With an anticipated 150 million counterfeit mobile phones predicted to be shipped in 2013 -- accounting for 14 percent of the handset market in Asia Pacific -- it is crucial that Apple enhances its imprint in China, but the Chinese government may be holding back Apple's expansion in the country that has 1.3 billion inhabitants.
To date Apple has six stores in China, two in Beijing, three in Shanghai, and one in Hong Kong. This number is far below the 25 stores Apple's former retail head Ron Johnson predicted the company would have by this year.

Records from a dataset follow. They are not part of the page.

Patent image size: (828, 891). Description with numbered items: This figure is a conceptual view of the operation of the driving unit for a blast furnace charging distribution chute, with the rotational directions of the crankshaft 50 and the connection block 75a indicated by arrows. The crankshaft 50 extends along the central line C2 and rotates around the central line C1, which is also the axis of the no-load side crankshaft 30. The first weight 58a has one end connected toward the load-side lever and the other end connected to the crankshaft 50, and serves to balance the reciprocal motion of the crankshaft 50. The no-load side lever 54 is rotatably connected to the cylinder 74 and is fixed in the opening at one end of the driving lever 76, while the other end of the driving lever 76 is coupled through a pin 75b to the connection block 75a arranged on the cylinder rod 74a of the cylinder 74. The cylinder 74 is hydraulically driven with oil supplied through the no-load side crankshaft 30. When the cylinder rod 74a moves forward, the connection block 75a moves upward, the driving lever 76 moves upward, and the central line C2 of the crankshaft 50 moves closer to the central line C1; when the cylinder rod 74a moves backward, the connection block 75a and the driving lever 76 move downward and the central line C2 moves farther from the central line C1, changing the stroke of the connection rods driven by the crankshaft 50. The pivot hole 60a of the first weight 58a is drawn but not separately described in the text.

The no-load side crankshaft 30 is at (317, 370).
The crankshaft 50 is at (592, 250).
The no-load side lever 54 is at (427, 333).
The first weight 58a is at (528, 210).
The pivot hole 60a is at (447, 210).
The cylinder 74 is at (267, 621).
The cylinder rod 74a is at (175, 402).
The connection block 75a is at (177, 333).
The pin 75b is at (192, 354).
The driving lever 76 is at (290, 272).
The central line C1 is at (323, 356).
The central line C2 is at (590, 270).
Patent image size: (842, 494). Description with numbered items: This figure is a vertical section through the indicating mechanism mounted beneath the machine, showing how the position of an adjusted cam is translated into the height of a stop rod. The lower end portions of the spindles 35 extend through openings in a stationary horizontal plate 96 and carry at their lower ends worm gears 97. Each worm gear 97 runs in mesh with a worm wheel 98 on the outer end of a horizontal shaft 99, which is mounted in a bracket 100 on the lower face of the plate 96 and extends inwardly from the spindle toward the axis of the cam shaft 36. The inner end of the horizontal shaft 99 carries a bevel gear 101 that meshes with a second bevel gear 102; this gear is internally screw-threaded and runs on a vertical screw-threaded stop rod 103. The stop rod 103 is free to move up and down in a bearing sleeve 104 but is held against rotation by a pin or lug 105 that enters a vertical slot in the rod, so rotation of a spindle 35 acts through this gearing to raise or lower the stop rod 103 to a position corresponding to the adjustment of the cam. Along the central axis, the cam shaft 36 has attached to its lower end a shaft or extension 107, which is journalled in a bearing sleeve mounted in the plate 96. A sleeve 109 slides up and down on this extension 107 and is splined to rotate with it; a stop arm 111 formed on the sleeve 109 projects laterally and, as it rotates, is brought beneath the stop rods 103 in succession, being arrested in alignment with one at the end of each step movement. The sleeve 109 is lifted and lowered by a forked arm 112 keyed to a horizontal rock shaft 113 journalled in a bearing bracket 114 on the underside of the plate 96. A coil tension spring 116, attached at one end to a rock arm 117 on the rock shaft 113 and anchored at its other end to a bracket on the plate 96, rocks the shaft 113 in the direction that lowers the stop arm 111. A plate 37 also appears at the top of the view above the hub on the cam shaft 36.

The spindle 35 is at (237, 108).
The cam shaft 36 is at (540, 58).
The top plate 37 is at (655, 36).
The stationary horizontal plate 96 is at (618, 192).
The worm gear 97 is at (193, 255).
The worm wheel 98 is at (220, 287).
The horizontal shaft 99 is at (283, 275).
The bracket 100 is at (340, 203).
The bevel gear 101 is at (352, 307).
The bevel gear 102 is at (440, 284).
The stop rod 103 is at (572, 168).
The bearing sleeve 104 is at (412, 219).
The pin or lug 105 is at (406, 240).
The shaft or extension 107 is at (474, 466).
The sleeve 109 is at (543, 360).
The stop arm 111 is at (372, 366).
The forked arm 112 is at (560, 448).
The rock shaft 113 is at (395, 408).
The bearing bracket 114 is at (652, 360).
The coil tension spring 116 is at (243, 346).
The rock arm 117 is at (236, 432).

According to a report, the pace of Apple's retail expansion in China may be hampered by red tape. Andrew Milroy, vice president of ICT Research for Asia-Pacific at Frost & Sullivan in Singapore told Reuters: "There are complications around opening stores in China that you don't get in Western countries."
While the pace of Apple's expansion plans in China are slowed by this red tape, a number of fake Apple stores have opened selling fake Apple products. (See also "Chinese Knockoffs: Fake iPhones and Strange Sights at a Shenzhen Market.")
ArcChart has analyzed the growing market for illegally produced grey mobile phones. According to their figures, by 2013 there will be 150 million shipments of counterfeit mobile phones. These will account for 14 per cent of the overall handset market in several Asia Pacific markets and a worldwide average of seven per cent.
However, ARCchart expects grey handset shipments to witness a decline from 2013 onwards (although they make the same prediction for all handsets).
Apple is said to be looking to open stores in the Chinese cities of Chengdu and Shenzhen.
According to Gartner, Samsung has 24.3 percent of China's 137 million-strong smartphone market, compared to Apple's 7.5 percent share.